The ordinance requires the registration of public employees who are specifically employed to lobby, or lobbyists who are retained by an agency of government. Other public employees are exempted. This standard was based on the King County ordinance. Persons who limit lobbying to public sessions are also exempt, as are collective bargaining activities by labor organizations.


I thought writing this legislation should be fairly straight forward since both King County and Washington State have similar laws on the books and we adopted most of their features, recognizing that there were differences between them. In fact in reviewing other municipal lobbying legislation, there is considerable variation in exemptions, definitions, applications, and enforcement. It is difficult to say which is best.

Some reviewers of my legislation, like the Chamber of Commerce, suggested the ordinance be narrowed so as to not include lobbying *on behalf of others*; this could exempt, for example, developers who lobby for themselves (e.g. Industrial Lands, Downtown rezone, would have exempted many of the people lobbying.) I did not include this proposed change.

Others, like the SEEC, wanted employees of other government agencies to register as lobbyists rather than just their designated lobbyists, and some citizen activists wanted city employees to register as well. There was no support for either recommendation on the Council, I think for practical reasons. Elected representatives are paid to communicate with all types of government employees including those from other government bodies. Each communication, including emails, could conceivably have to be listed if someone felt it was influencing legislation. The amount of paper work generated could be staggering. I think that is the reason we have not found other municipal lobbying laws including those provisions.

It*s also noteworthy that among the 48 criteria the Center for Public Integrity used in determining that Washington State had the best state lobbyist registration law in the USA, they made no mention of requiring other governments or employees of a government to register.
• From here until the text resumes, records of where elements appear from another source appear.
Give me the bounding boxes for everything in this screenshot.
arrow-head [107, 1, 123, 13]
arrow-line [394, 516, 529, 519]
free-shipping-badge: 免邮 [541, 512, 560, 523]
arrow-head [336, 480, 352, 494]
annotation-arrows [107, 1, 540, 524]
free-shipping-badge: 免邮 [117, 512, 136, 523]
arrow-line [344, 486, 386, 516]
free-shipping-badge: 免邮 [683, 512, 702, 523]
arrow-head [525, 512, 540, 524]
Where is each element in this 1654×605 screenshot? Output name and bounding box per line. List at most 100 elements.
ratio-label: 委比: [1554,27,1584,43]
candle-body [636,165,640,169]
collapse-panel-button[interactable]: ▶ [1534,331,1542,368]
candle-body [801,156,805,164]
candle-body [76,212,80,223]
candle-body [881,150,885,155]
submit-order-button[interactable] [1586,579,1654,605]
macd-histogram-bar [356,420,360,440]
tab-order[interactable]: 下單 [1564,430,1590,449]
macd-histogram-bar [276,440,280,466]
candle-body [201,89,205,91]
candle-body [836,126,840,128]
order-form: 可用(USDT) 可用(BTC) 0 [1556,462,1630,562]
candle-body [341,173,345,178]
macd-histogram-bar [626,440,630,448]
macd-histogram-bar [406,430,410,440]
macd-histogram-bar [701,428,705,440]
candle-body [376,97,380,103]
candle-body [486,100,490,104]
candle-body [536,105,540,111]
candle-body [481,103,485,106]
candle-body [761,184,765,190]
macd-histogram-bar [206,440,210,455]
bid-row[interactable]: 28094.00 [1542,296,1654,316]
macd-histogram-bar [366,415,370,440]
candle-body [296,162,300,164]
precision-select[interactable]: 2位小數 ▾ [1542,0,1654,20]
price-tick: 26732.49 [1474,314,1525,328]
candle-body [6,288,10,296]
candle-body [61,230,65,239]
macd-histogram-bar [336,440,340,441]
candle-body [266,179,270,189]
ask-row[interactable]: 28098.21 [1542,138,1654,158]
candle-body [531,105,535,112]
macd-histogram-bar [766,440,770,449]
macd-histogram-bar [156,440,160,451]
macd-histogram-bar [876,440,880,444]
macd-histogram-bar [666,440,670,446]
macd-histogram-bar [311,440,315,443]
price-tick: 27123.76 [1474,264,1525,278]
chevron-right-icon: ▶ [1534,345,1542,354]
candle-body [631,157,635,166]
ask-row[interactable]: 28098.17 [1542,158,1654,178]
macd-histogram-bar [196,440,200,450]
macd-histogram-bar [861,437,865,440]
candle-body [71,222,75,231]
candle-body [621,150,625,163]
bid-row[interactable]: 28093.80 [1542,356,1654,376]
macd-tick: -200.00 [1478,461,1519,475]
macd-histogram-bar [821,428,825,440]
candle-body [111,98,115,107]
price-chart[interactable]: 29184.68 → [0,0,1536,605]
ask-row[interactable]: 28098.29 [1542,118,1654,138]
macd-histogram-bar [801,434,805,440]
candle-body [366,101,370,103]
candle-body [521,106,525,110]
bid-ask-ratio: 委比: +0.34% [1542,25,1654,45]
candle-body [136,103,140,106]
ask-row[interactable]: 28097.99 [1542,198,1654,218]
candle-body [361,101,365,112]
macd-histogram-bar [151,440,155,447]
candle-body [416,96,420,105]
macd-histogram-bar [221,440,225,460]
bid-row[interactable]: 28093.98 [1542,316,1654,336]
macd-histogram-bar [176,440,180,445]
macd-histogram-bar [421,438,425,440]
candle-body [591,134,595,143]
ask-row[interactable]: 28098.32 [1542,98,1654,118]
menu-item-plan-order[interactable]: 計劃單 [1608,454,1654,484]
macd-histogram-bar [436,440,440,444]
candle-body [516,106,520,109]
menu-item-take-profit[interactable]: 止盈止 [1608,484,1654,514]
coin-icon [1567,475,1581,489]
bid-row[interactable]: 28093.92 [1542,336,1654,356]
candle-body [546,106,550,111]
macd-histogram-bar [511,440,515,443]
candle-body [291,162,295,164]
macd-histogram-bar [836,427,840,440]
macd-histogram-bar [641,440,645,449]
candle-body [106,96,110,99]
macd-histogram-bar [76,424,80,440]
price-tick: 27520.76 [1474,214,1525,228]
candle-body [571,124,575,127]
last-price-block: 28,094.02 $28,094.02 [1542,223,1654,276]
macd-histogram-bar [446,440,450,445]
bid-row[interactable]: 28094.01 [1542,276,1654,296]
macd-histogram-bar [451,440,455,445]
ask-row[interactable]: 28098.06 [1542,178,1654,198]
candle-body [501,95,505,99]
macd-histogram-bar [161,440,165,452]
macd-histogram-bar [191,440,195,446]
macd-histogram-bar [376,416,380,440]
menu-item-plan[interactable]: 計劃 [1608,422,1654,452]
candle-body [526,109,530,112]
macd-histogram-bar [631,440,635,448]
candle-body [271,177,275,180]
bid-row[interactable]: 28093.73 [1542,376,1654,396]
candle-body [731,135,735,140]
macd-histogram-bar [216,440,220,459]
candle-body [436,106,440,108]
My goal has been to get an ordinance passed so that at least Seattle would be on a par with other major west coast cities. This ordinance will accomplish that goal. Once it is up and running and we see how it works in practice, we can examine improvements. Ethics and Elections is required to issue an annual report to the City Council on the effectiveness of the ordinance. This will give us the tool we need to see how it works, and what to look at in the future.